Roasted Salsa Verde
I decided to pick the green tomatoes before the birds could get to them, pull out the tomato plants, and plant lettuce, red cabbage and collards. If I couldn't have red, ripe tomatoes, I'd have tangy green ones. I figured they'd make a great salsa with some of the jalapeños that have been growing like crazy this summer.
Since I have so many jalapeños, I used four of them in this salsa. But let me tell you, it was hot! And that's coming from a card-carrying, Tabasco-swilling, heat addict. I grew an especially spicy variety of jalapeños this year, so this salsa was strong. Please bear in mind your own comfort level if you make this, and spice accordingly. It should be spicy, but not so spicy that you can't taste the carmelized flavor of the roasted vegetables.
Roasted Salsa Verde
5 small tomatillos, paper removed (or substitute small green tomatoes)
4 medium green tomatoes (about 1 1/4 pounds), halved lengthwise
3 cloves elephant garlic, peeled
4 cloves garlic, peeled
1-3 jalapeño peppers (depending on heat level)
1 small onion, peeled and halved
salt to taste
1 1/2 tsp. fresh lime juice
Preheat the oven to 400 F. Spray a baking sheet with canola oil. Place the vegetables on the baking sheet, cut sides of the tomatoes and onions up. Roast for 20 minutes. Remove the garlic and any vegetables that are brown, and turn the oven on broil. Broil until the vegetables become browned on top but do not burn. Watch closely and remove individual vegetables before they burn.
When all are browned, put them into a food processor and pulse to chop. Add the salt and lime juice and process until well blended. Serve with tortilla chips or on top of enchiladas or burritos.
This recipe makes more salsa than most people can use, so unless you're planning a party, you might want to halve the recipe. Enjoy!
Tags: vegan recipes vegetarian cooking food fat-free Eat to Live
Labels: eat to live, gluten-free


















9 Comments:
I'm a spicy food lover too. For a while it got bad. there was no food too hot for me and boy did my stomach pay for that a few times. Now I've decided no spicy food for a month or so. To give the tummy and the tastebuds a chance to rest up! haha.
teddy
How southwestern of you. I like this recipe, thanks!
I may like your display more though... is that a matching saucer under there? Or a place mat or plate? It is super-cool though.
How I love synchronicity. As I was working on my new post this morning I discovered your salsa recipe [because, well, you'll see why].
spicy kisses, karina
beautiful presentation, Susan!
Thank you so much for posting this recipe! I have more green tomatoes than I know what to do with and I had tried a different green tomato salsa recipe I found, but didn't like it. This one sounds great.
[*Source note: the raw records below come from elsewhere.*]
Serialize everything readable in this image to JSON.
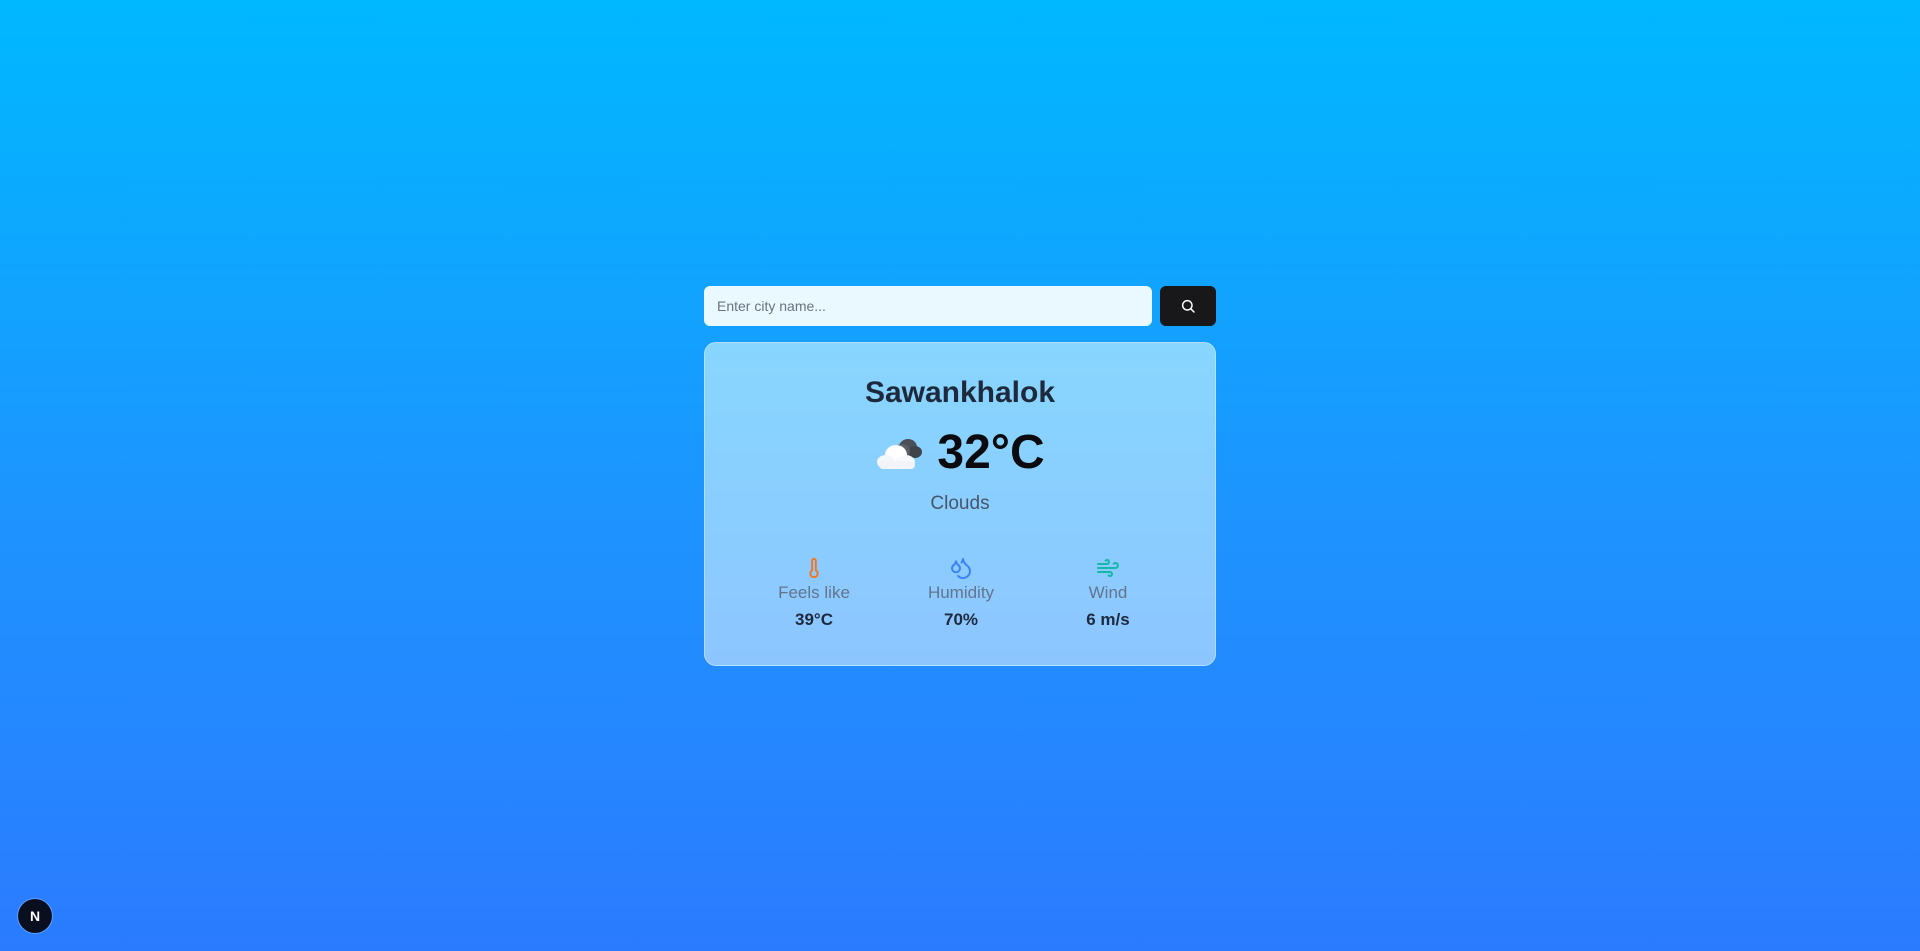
{
  "search": {
    "placeholder": "Enter city name...",
    "value": "",
    "button_icon": "search-icon"
  },
  "weather": {
    "city": "Sawankhalok",
    "temperature": "32°C",
    "condition_icon": "cloud-icon",
    "description": "Clouds"
  },
  "stats": [
    {
      "label": "Feels like",
      "value": "39°C",
      "icon": "thermometer-icon",
      "icon_color": "#f97316"
    },
    {
      "label": "Humidity",
      "value": "70%",
      "icon": "droplets-icon",
      "icon_color": "#3b82f6"
    },
    {
      "label": "Wind",
      "value": "6 m/s",
      "icon": "wind-icon",
      "icon_color": "#14b8a6"
    }
  ],
  "dev_badge": {
    "label": "N",
    "icon": "nextjs-logo-icon"
  },
  "colors": {
    "background_top": "#00b8ff",
    "background_bottom": "#2b7bff",
    "card": "#8ccfff",
    "search_button": "#18181b"
  }
}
Teddy, that sounds like a wise decision. I try never to eat anything so spicy that it makes my stomach hurt!
Leslie, it's actually a platter done by a local potter with a regular old ramekin on top. The ramekin is dark blue with a white interior, and in real life they don't go together, but since I was shooting from above, I figured it would work. I'm glad to hear you liked it.
Karina--I can't believe the coincidence! And would you believe I made the salsa to use on something very like your sweet potato enchiladas?
Thanks, Catherine!
Jennifer, I really hope you like this salsa. :-)
Believe it or not, if you leave the green tomatoes on the counter, in a paper bag or in a bowl, they will ripen. They won't be fresh from the garden fabulous but they will be far superior to the hot house tomatoes that appear at the grocer from here until next crop.
Lol! I made salsa last night too! We should have had a blogger fiesta! My salsa wasn't with cool green tomatoes though! I love this recipe. I have been seeing tomatillos and wanted to use them...now I know how to! Looks great!!!